I need to find what are the at the group $\mathbb{Q}/\mathbb{Z}$.
I think that any element at this group has a finite order, but I don't know how to prove it... I'd like to get help with the proof writing...
If I'm wrong, I'd like to to know it too...
BTW:
$\mathbb{Z}=(\mathbb{Z},+)$
$\mathbb{Q}=(\mathbb{Q},+)$
Thank you!
Yes, you're correct that this is a group in which every element has finite order. Since you've asked about proof writing, I'll write out essentially a full proof.
Choose some $\alpha \in \Bbb{Q} / \Bbb{Z}$. By definition of the quotient group, there is a rational number $r$ for which
$$\alpha = r + \mathbb{Z}$$
Now by the definition of $\mathbb{Q}$, there are integers $a$ and $b \ne 0$ (we take $b > 0$) without any loss of generality) for which
$$r = \frac a b \implies \alpha = \frac a b + \mathbb{Z}$$
Therefore,
$$b\alpha = b\left(\frac a b + \Bbb Z\right) = b \frac a b + \Bbb{Z} = a + \Bbb{Z}$$
But since $a$ is an integer, $a + \Bbb{Z} = \Bbb{Z}$ is the identity in $\Bbb{Q} / \Bbb{Z}$, so $\alpha$ has finite order (in fact, the order is at most $b$) as desired.
Each element of $G=(\mathbb{Q}/\mathbb{Z},+)$ is of finite order.

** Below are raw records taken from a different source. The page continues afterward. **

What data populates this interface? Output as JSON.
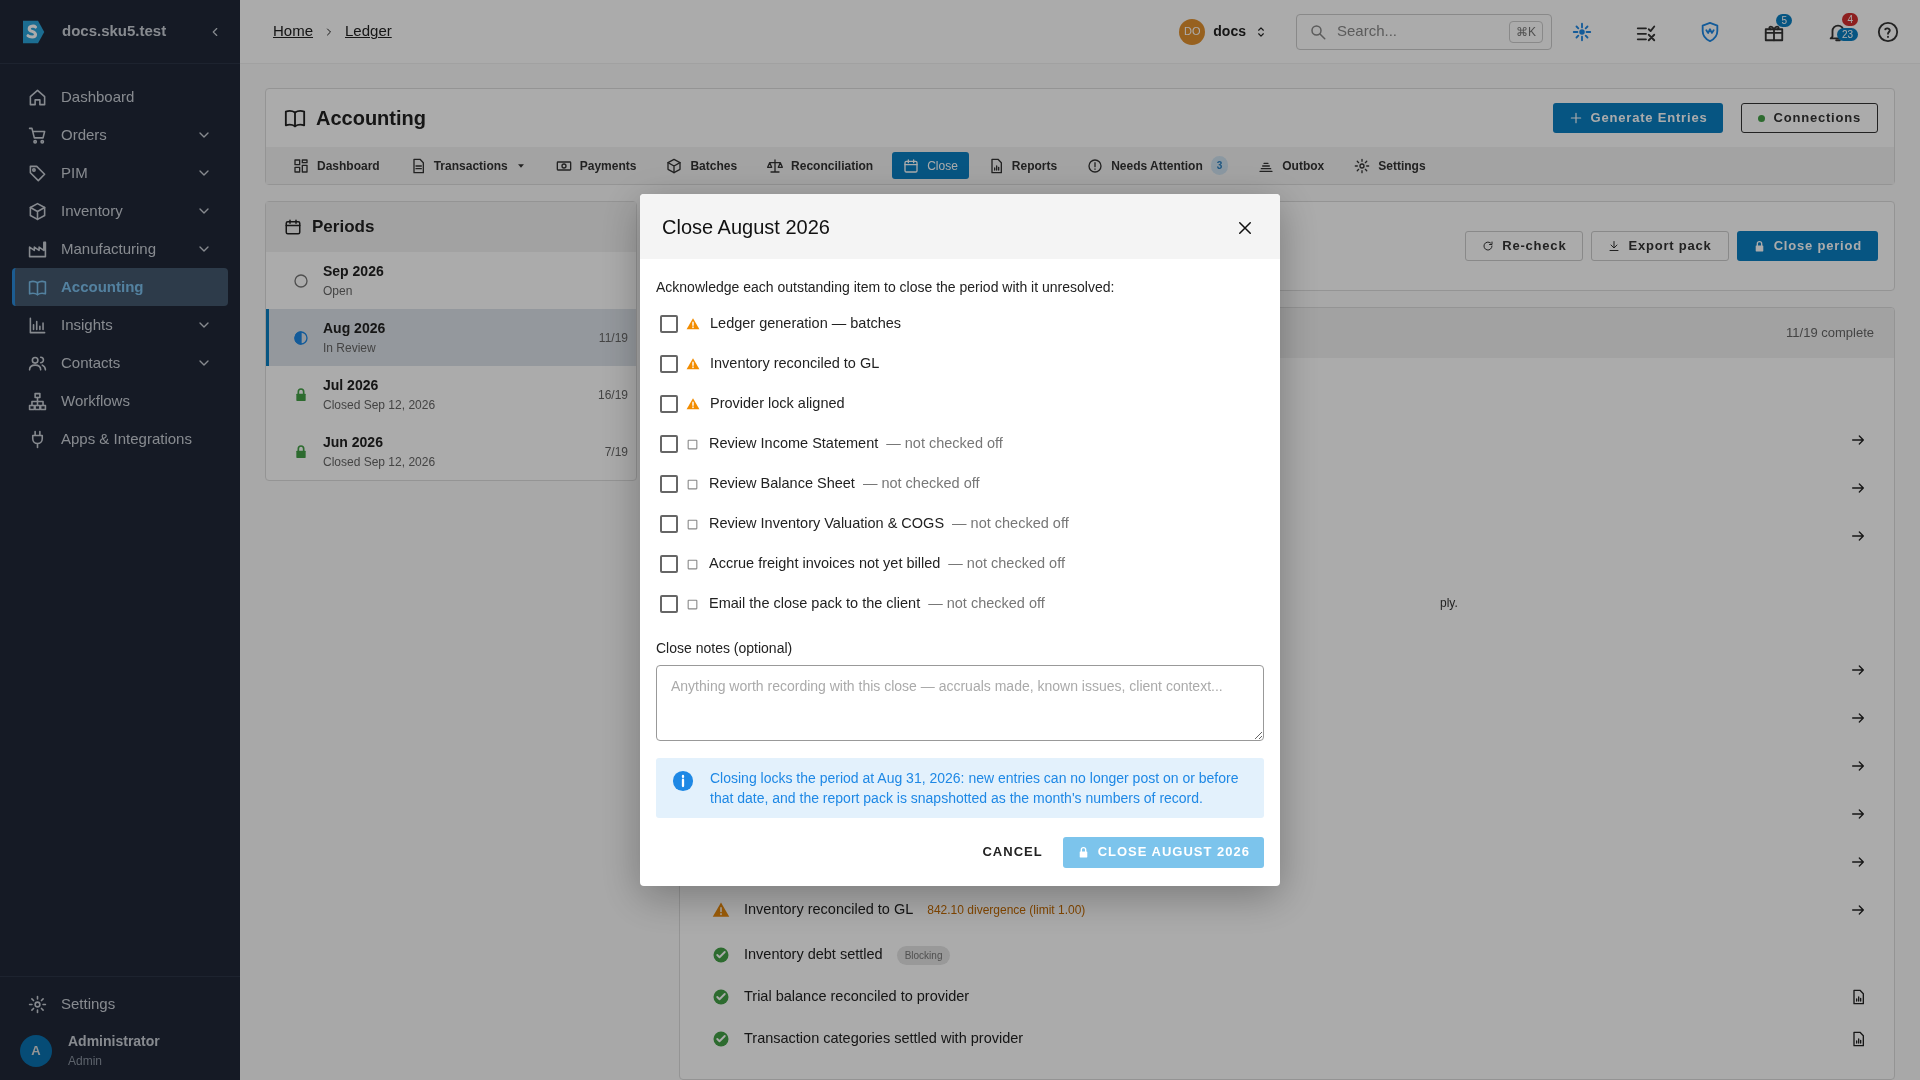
{
  "sidebar": {
    "brand": "docs.sku5.test",
    "items": [
      {
        "label": "Dashboard",
        "expandable": false,
        "selected": false
      },
      {
        "label": "Orders",
        "expandable": true,
        "selected": false
      },
      {
        "label": "PIM",
        "expandable": true,
        "selected": false
      },
      {
        "label": "Inventory",
        "expandable": true,
        "selected": false
      },
      {
        "label": "Manufacturing",
        "expandable": true,
        "selected": false
      },
      {
        "label": "Accounting",
        "expandable": false,
        "selected": true
      },
      {
        "label": "Insights",
        "expandable": true,
        "selected": false
      },
      {
        "label": "Contacts",
        "expandable": true,
        "selected": false
      },
      {
        "label": "Workflows",
        "expandable": false,
        "selected": false
      },
      {
        "label": "Apps & Integrations",
        "expandable": false,
        "selected": false
      }
    ],
    "footer": {
      "label": "Settings"
    },
    "user": {
      "initial": "A",
      "name": "Administrator",
      "role": "Admin"
    }
  },
  "topbar": {
    "breadcrumbs": [
      "Home",
      "Ledger"
    ],
    "org": {
      "initials": "DO",
      "name": "docs"
    },
    "search": {
      "placeholder": "Search...",
      "shortcut": "⌘K"
    },
    "gift_badge": "5",
    "notification_badges": [
      "4",
      "23"
    ]
  },
  "accounting": {
    "title": "Accounting",
    "actions": [
      {
        "label": "Generate Entries",
        "kind": "primary"
      },
      {
        "label": "Connections",
        "kind": "status",
        "connected": true
      }
    ],
    "tabs": [
      {
        "label": "Dashboard",
        "selected": false
      },
      {
        "label": "Transactions",
        "selected": false,
        "dropdown": true
      },
      {
        "label": "Payments",
        "selected": false
      },
      {
        "label": "Batches",
        "selected": false
      },
      {
        "label": "Reconciliation",
        "selected": false
      },
      {
        "label": "Close",
        "selected": true
      },
      {
        "label": "Reports",
        "selected": false
      },
      {
        "label": "Needs Attention",
        "selected": false,
        "badge": "3"
      },
      {
        "label": "Outbox",
        "selected": false
      },
      {
        "label": "Settings",
        "selected": false
      }
    ]
  },
  "periods": {
    "title": "Periods",
    "items": [
      {
        "name": "Sep 2026",
        "status": "Open",
        "kind": "open",
        "selected": false
      },
      {
        "name": "Aug 2026",
        "status": "In Review",
        "count": "11/19",
        "kind": "review",
        "selected": true
      },
      {
        "name": "Jul 2026",
        "status": "Closed Sep 12, 2026",
        "count": "16/19",
        "kind": "closed",
        "selected": false
      },
      {
        "name": "Jun 2026",
        "status": "Closed Sep 12, 2026",
        "count": "7/19",
        "kind": "closed",
        "selected": false
      }
    ]
  },
  "period_actions": [
    {
      "label": "Re-check",
      "kind": "refresh"
    },
    {
      "label": "Export pack",
      "kind": "download"
    },
    {
      "label": "Close period",
      "kind": "lock"
    }
  ],
  "checklist": {
    "summary": "11/19 complete",
    "rows": [
      {
        "kind": "hidden",
        "link": true
      },
      {
        "kind": "hidden",
        "link": true
      },
      {
        "kind": "hidden",
        "link": true
      },
      {
        "kind": "note",
        "text": "ply."
      },
      {
        "kind": "hidden",
        "link": true
      },
      {
        "kind": "hidden",
        "link": true
      },
      {
        "kind": "hidden",
        "link": true
      },
      {
        "kind": "hidden",
        "link": true
      },
      {
        "kind": "hidden",
        "link": true
      },
      {
        "kind": "warning",
        "label": "Inventory reconciled to GL",
        "detail": "842.10 divergence (limit 1.00)",
        "link": true
      },
      {
        "kind": "done",
        "label": "Inventory debt settled",
        "badge": "Blocking"
      },
      {
        "kind": "done",
        "label": "Trial balance reconciled to provider",
        "report": true
      },
      {
        "kind": "done",
        "label": "Transaction categories settled with provider",
        "report": true
      }
    ]
  },
  "dialog": {
    "title": "Close August 2026",
    "intro": "Acknowledge each outstanding item to close the period with it unresolved:",
    "items": [
      {
        "kind": "warning",
        "label": "Ledger generation — batches",
        "checked": false
      },
      {
        "kind": "warning",
        "label": "Inventory reconciled to GL",
        "checked": false
      },
      {
        "kind": "warning",
        "label": "Provider lock aligned",
        "checked": false
      },
      {
        "kind": "task",
        "label": "Review Income Statement",
        "note": "— not checked off",
        "checked": false
      },
      {
        "kind": "task",
        "label": "Review Balance Sheet",
        "note": "— not checked off",
        "checked": false
      },
      {
        "kind": "task",
        "label": "Review Inventory Valuation & COGS",
        "note": "— not checked off",
        "checked": false
      },
      {
        "kind": "task",
        "label": "Accrue freight invoices not yet billed",
        "note": "— not checked off",
        "checked": false
      },
      {
        "kind": "task",
        "label": "Email the close pack to the client",
        "note": "— not checked off",
        "checked": false
      }
    ],
    "notes_label": "Close notes (optional)",
    "notes_placeholder": "Anything worth recording with this close — accruals made, known issues, client context...",
    "info": "Closing locks the period at Aug 31, 2026: new entries can no longer post on or before that date, and the report pack is snapshotted as the month's numbers of record.",
    "cancel": "CANCEL",
    "confirm": {
      "label": "CLOSE AUGUST 2026",
      "disabled": true
    }
  }
}
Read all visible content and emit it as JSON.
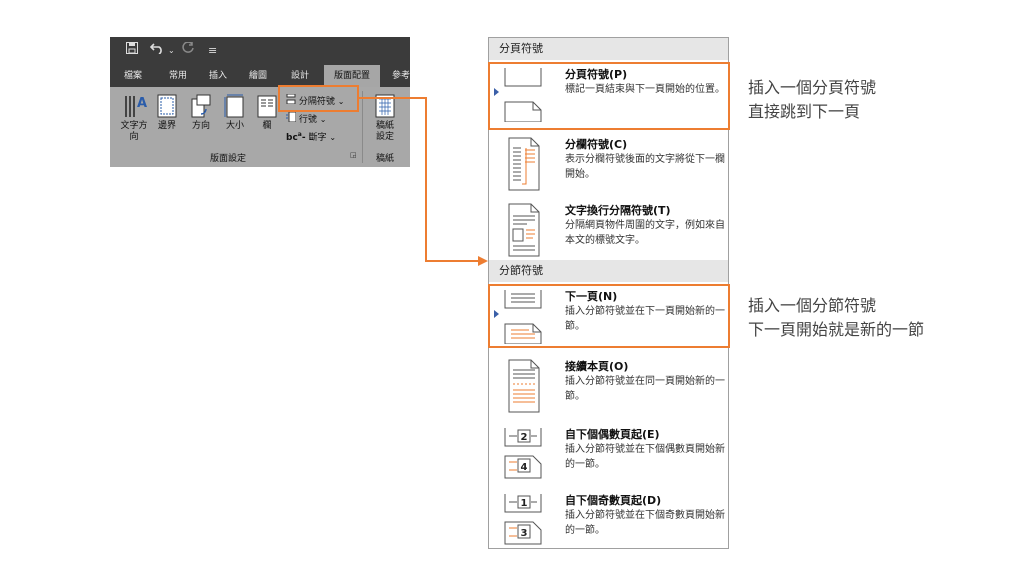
{
  "ribbon": {
    "qat": {
      "save_icon": "save-icon",
      "undo_icon": "undo-icon",
      "redo_icon": "redo-icon",
      "more": "≡"
    },
    "tabs": [
      "檔案",
      "常用",
      "插入",
      "繪圖",
      "設計",
      "版面配置",
      "參考"
    ],
    "active_tab": "版面配置",
    "buttons": {
      "text_direction": "文字方\n向",
      "margins": "邊界",
      "orientation": "方向",
      "size": "大小",
      "columns": "欄",
      "breaks": "分隔符號",
      "line_numbers": "行號",
      "hyphenation": "斷字",
      "paper": "稿紙\n設定"
    },
    "groups": {
      "page_setup": "版面設定",
      "paper": "稿紙"
    }
  },
  "menu": {
    "page_breaks_header": "分頁符號",
    "section_breaks_header": "分節符號",
    "items": [
      {
        "title": "分頁符號(P)",
        "desc": "標記一頁結束與下一頁開始的位置。"
      },
      {
        "title": "分欄符號(C)",
        "desc": "表示分欄符號後面的文字將從下一欄開始。"
      },
      {
        "title": "文字換行分隔符號(T)",
        "desc": "分隔網頁物件周圍的文字，例如來自本文的標號文字。"
      },
      {
        "title": "下一頁(N)",
        "desc": "插入分節符號並在下一頁開始新的一節。"
      },
      {
        "title": "接續本頁(O)",
        "desc": "插入分節符號並在同一頁開始新的一節。"
      },
      {
        "title": "自下個偶數頁起(E)",
        "desc": "插入分節符號並在下個偶數頁開始新的一節。"
      },
      {
        "title": "自下個奇數頁起(D)",
        "desc": "插入分節符號並在下個奇數頁開始新的一節。"
      }
    ],
    "icon_numbers": {
      "even_top": "2",
      "even_bottom": "4",
      "odd_top": "1",
      "odd_bottom": "3"
    }
  },
  "notes": {
    "page_break": [
      "插入一個分頁符號",
      "直接跳到下一頁"
    ],
    "section_break": [
      "插入一個分節符號",
      "下一頁開始就是新的一節"
    ]
  },
  "colors": {
    "accent": "#ED7D31",
    "ribbon_bg": "#a8a8a8",
    "ribbon_dark": "#3b3b3b",
    "active_tab": "#a6a6a6"
  }
}
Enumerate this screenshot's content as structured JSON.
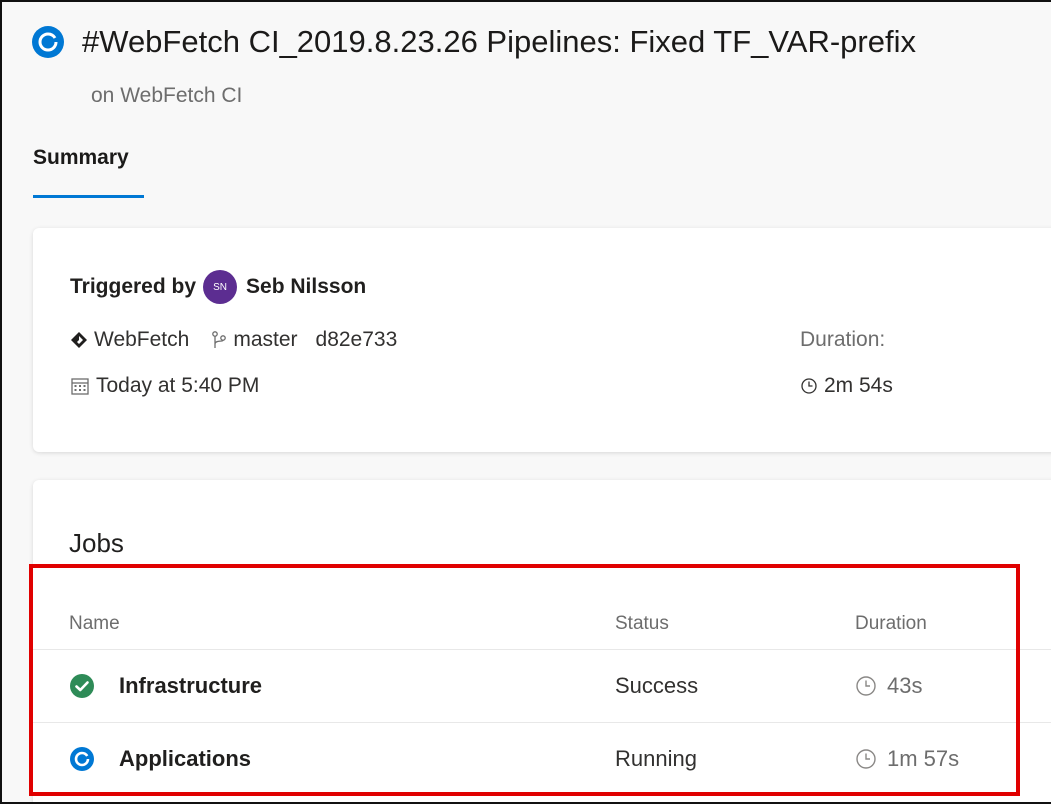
{
  "header": {
    "title": "#WebFetch CI_2019.8.23.26 Pipelines: Fixed TF_VAR-prefix",
    "subtitle": "on WebFetch CI",
    "status_icon": "running-icon",
    "accent_color": "#0078d4"
  },
  "tabs": [
    {
      "label": "Summary",
      "selected": true
    }
  ],
  "summary": {
    "triggered_label": "Triggered by",
    "avatar_initials": "SN",
    "user_name": "Seb Nilsson",
    "repo": "WebFetch",
    "branch": "master",
    "commit": "d82e733",
    "date": "Today at 5:40 PM",
    "duration_label": "Duration:",
    "duration_value": "2m 54s"
  },
  "jobs": {
    "title": "Jobs",
    "columns": [
      "Name",
      "Status",
      "Duration"
    ],
    "rows": [
      {
        "name": "Infrastructure",
        "status": "Success",
        "duration": "43s",
        "icon": "success-check-icon",
        "icon_color": "#2e8b57"
      },
      {
        "name": "Applications",
        "status": "Running",
        "duration": "1m 57s",
        "icon": "running-icon",
        "icon_color": "#0078d4"
      }
    ]
  },
  "highlight_color": "#e00000"
}
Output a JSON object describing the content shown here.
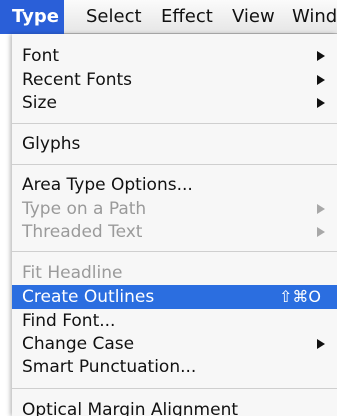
{
  "menubar": {
    "items": [
      {
        "label": "Type"
      },
      {
        "label": "Select"
      },
      {
        "label": "Effect"
      },
      {
        "label": "View"
      },
      {
        "label": "Wind"
      }
    ]
  },
  "menu": {
    "items": [
      {
        "label": "Font",
        "submenu": true
      },
      {
        "label": "Recent Fonts",
        "submenu": true
      },
      {
        "label": "Size",
        "submenu": true
      },
      {
        "label": "Glyphs"
      },
      {
        "label": "Area Type Options..."
      },
      {
        "label": "Type on a Path",
        "disabled": true,
        "submenu": true
      },
      {
        "label": "Threaded Text",
        "disabled": true,
        "submenu": true
      },
      {
        "label": "Fit Headline",
        "disabled": true
      },
      {
        "label": "Create Outlines",
        "selected": true,
        "shortcut": "⇧⌘O"
      },
      {
        "label": "Find Font..."
      },
      {
        "label": "Change Case",
        "submenu": true
      },
      {
        "label": "Smart Punctuation..."
      },
      {
        "label": "Optical Margin Alignment"
      }
    ]
  },
  "colors": {
    "active_menu_title": "#2a5fd8",
    "highlight": "#2b6ee0",
    "disabled_text": "#9a9a9a"
  }
}
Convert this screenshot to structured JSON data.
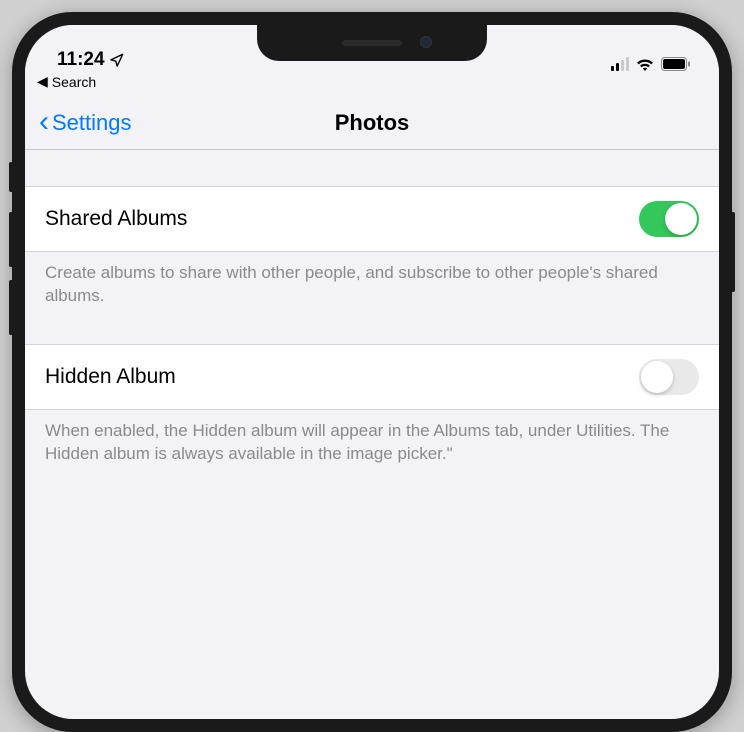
{
  "status": {
    "time": "11:24",
    "breadcrumb_label": "Search"
  },
  "nav": {
    "back_label": "Settings",
    "title": "Photos"
  },
  "sections": [
    {
      "label": "Shared Albums",
      "toggle_on": true,
      "footer": "Create albums to share with other people, and subscribe to other people's shared albums."
    },
    {
      "label": "Hidden Album",
      "toggle_on": false,
      "footer": "When enabled, the Hidden album will appear in the Albums tab, under Utilities. The Hidden album is always available in the image picker.\""
    }
  ]
}
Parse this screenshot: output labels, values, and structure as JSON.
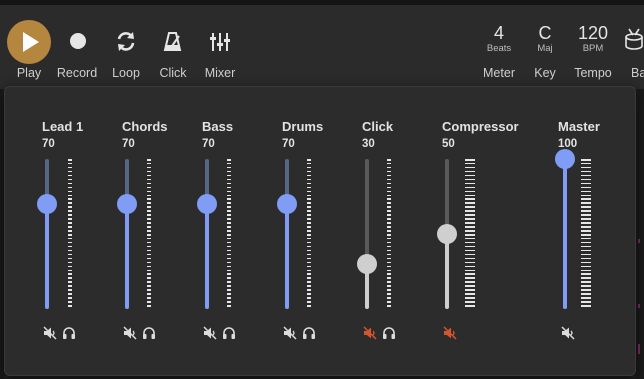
{
  "toolbar": {
    "play": {
      "label": "Play",
      "icon": "play-icon"
    },
    "record": {
      "label": "Record",
      "icon": "record-icon"
    },
    "loop": {
      "label": "Loop",
      "icon": "loop-icon"
    },
    "click": {
      "label": "Click",
      "icon": "metronome-icon"
    },
    "mixer": {
      "label": "Mixer",
      "icon": "mixer-icon"
    },
    "meter": {
      "label": "Meter",
      "value": "4",
      "unit": "Beats"
    },
    "key": {
      "label": "Key",
      "value": "C",
      "unit": "Maj"
    },
    "tempo": {
      "label": "Tempo",
      "value": "120",
      "unit": "BPM"
    },
    "bar": {
      "label": "Ba"
    }
  },
  "colors": {
    "accent": "#b5863e",
    "fader_active": "#7f9df4",
    "fader_inactive": "#cfcfcf",
    "mute_on": "#d2562e"
  },
  "mixer": {
    "channels": [
      {
        "name": "Lead 1",
        "value": "70",
        "level": 0.7,
        "muted": false,
        "has_headphones": true,
        "style": "active"
      },
      {
        "name": "Chords",
        "value": "70",
        "level": 0.7,
        "muted": false,
        "has_headphones": true,
        "style": "active"
      },
      {
        "name": "Bass",
        "value": "70",
        "level": 0.7,
        "muted": false,
        "has_headphones": true,
        "style": "active"
      },
      {
        "name": "Drums",
        "value": "70",
        "level": 0.7,
        "muted": false,
        "has_headphones": true,
        "style": "active"
      },
      {
        "name": "Click",
        "value": "30",
        "level": 0.3,
        "muted": true,
        "has_headphones": true,
        "style": "inactive"
      },
      {
        "name": "Compressor",
        "value": "50",
        "level": 0.5,
        "muted": true,
        "has_headphones": false,
        "style": "inactive"
      },
      {
        "name": "Master",
        "value": "100",
        "level": 1.0,
        "muted": false,
        "has_headphones": false,
        "style": "master"
      }
    ]
  }
}
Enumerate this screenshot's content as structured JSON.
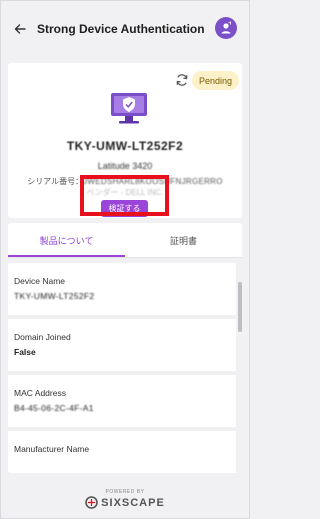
{
  "header": {
    "title": "Strong Device Authentication",
    "back_icon": "arrow-left-icon",
    "avatar_icon": "user-avatar-icon",
    "avatar_color": "#7a4fc7"
  },
  "device": {
    "status_badge": "Pending",
    "refresh_icon": "refresh-icon",
    "device_icon": "monitor-shield-icon",
    "device_id": "TKY-UMW-LT252F2",
    "model": "Latitude 3420",
    "serial_label": "シリアル番号：",
    "serial_value": "JWEDSHARL8KOOSHFNJRGERRO",
    "extra_line": "ベンダー - DELL INC.",
    "verify_button": "検証する",
    "accent_color": "#9a45d8",
    "highlight_color": "#e8101c"
  },
  "tabs": [
    {
      "label": "製品について",
      "active": true
    },
    {
      "label": "証明書",
      "active": false
    }
  ],
  "fields": [
    {
      "label": "Device Name",
      "value": "TKY-UMW-LT252F2"
    },
    {
      "label": "Domain Joined",
      "value": "False"
    },
    {
      "label": "MAC Address",
      "value": "B4-45-06-2C-4F-A1"
    },
    {
      "label": "Manufacturer Name",
      "value": ""
    }
  ],
  "footer": {
    "powered_by": "POWERED BY",
    "brand": "SIXSCAPE",
    "logo_icon": "sixscape-logo-icon"
  }
}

$x\in G$, Then $x={p\over q}+\mathbb{Z}, p\in\mathbb{Z},q\in\mathbb{N}$
what is $qx$ then?
$qx=({p\over q}+\mathbb{Z})+({p\over q}+\mathbb{Z})+\dots$ $q$ times$=p+\mathbb{Z}=\mathbb{Z}$
If you know the nature of Prüfer group then you may use this fact that:
$$\mathbb Q/\mathbb Z=\sum_p\mathbb Z(p^{\infty})$$ However @T.Bongers's post makes the problem easy to understand step by step. Also, it is good to know that, the Prüfer group is an infinite $p-$primary group whose every subgroups if finite and indeed cyclic.